Wednesday, 11 January 2006

International Journal of Systematic Theology

The latest issue of the International Journal of Systematic Theology is out now, and it’s available online to Blackwell Synergy subscribers. The contents are superb:

IJST 8:1 (2006)

Religious Diversity, Christian Doctrine and Karl Barth
Geoff Thompson (Brisbane)

Karl Barth, Emil Brunner and the Subjectivity of the Object of Christian Hope
John C. McDowell (Edinburgh)

Fides Quaerens Intellectum: Reflections towards an Explorative Theology
Hans G. Ulrich (Erlangen), translated by Brian Brock

Federalism vs Realism: Charles Hodge, Augustus Strong and William Shedd on the Imputation of Sin
Oliver D. Crisp (Bristol)

Trinitarian Missiology: Towards a Theology of God as Missionary
Stephen R. Holmes (St Andrews)

Of greatest interest to me is Hans Ulrich’s article on theological method. Here’s the abstract: “The postmodern critique has rendered traditional justifications of the practice of research incredible. Further, the status of theological research, in which ‘the discovery of new facts’ or the like is at best ambiguous as an aim, must be under question. This article argues that the aim of theological research is to discover what life lived as if theological claims were true might look like.”

1 Comment:

J. B. Hood said...

Thanks for throwing out things that bibliobloggers (and bib studies guys) miss.

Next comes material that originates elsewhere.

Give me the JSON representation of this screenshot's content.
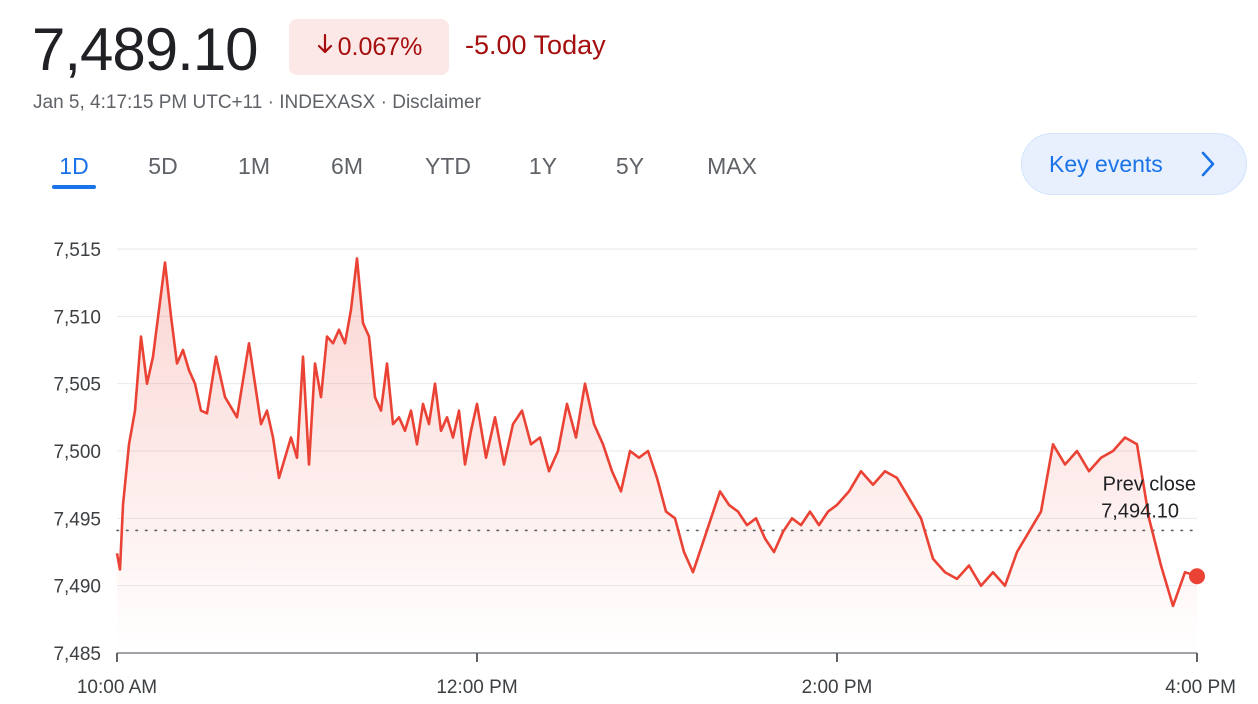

That quote from Ulrich is absolutely fascinating. I suppose in a way it's a bit like Francis, Calvin, Wesley, Schweizer, and many others, who sought to live life as if their claims were true. Does that mean that tenured profs are less valuable as exegetes and/or theologians? Is there any danger we collapse into missiology and mission? Or is that what YHWH intended all along?!?